3. Fennel – Fennel (Foeniculum vulgare) is an herb with a strong Licorice-like flavor that is often used in cooking or as a garnish on salads or pasta dishes. Fennel produces a substance called fenchone which has been shown to inhibit the growth of other nearby plants like chives.

What Grows Good Next to Chives?

Chives are part of the onion family and, as such, grow best in full sun with well-drained soil. Chives prefer a neutral to slightly acidic pH, but will tolerate a wide range of soils. They are fairly drought tolerant once established, but young plants will need regular watering until they are established.

While chives will grow well on their own, they also make a good companion plant for other vegetables. Chives can help deter aphids and other pests from attacking your plants, and their flowers attract bees and other pollinators. Some good companions for chives include tomatoes, potatoes, carrots, cabbage, and beets.

Are Chives a Good Companion Plant?

Are chives a good companion plant? Chives are an excellent companion plant for many vegetables, fruits, and herbs. They help to improve the flavor of these plants and also deter pests.

Chives can be planted in between rows of crops or around the edge of the garden.

What Herbs Grow Well With Chives?

Chives are a member of the onion family and, like onions, they have a long taproot. They grow best in full sun but will tolerate partial shade. Chives prefer well-drained soil with a pH between 6.0 and 7.0.

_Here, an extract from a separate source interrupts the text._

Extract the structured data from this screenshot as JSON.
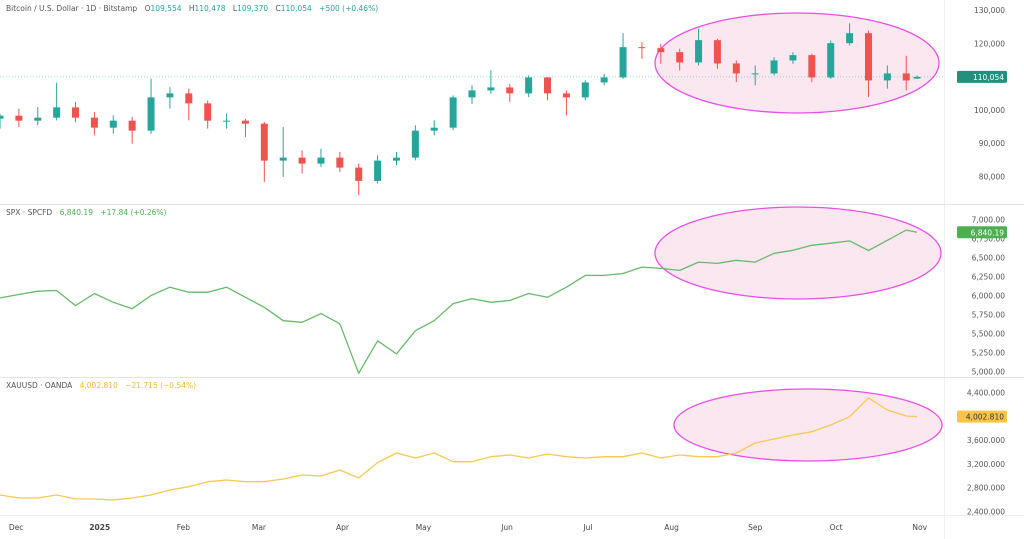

While chives will grow in most any type of soil, they perform best when grown in rich, organic matter. A good way to achieve this is to amend your planting bed with compost or other organic matter prior to planting. Chives are considered a cool season herb and can be one of the first herbs to emerge in spring.

In fact, chives are often one of the first signs that spring has arrived! Here in zone 6, I can usually start harvesting chives by early April. Chives will also re-grow quickly after being cut back so don’t hesitate to harvest them frequently throughout the growing season.

If you’re looking for an herb that grows well with chives, try parsley. Both herbs belong to the Umbelliferae family and share many similar growing requirements such as full sun (or partial shade), rich organic soil, and consistent moisture levels.

Conclusion

Chives are a versatile herb that can be used in many different dishes, but there are some plants that should not be planted with them. These include cabbage, tomatoes, and potatoes. Each of these plants has a different reason for not being compatible with chives.

Cabbage is a heavy feeder and will compete with the chives for nutrients. Tomatoes produce a chemical that inhibits the growth of chives. Potatoes also produce a chemical that inhibits the growth of chives, but they also contain a virus that can infect the chives.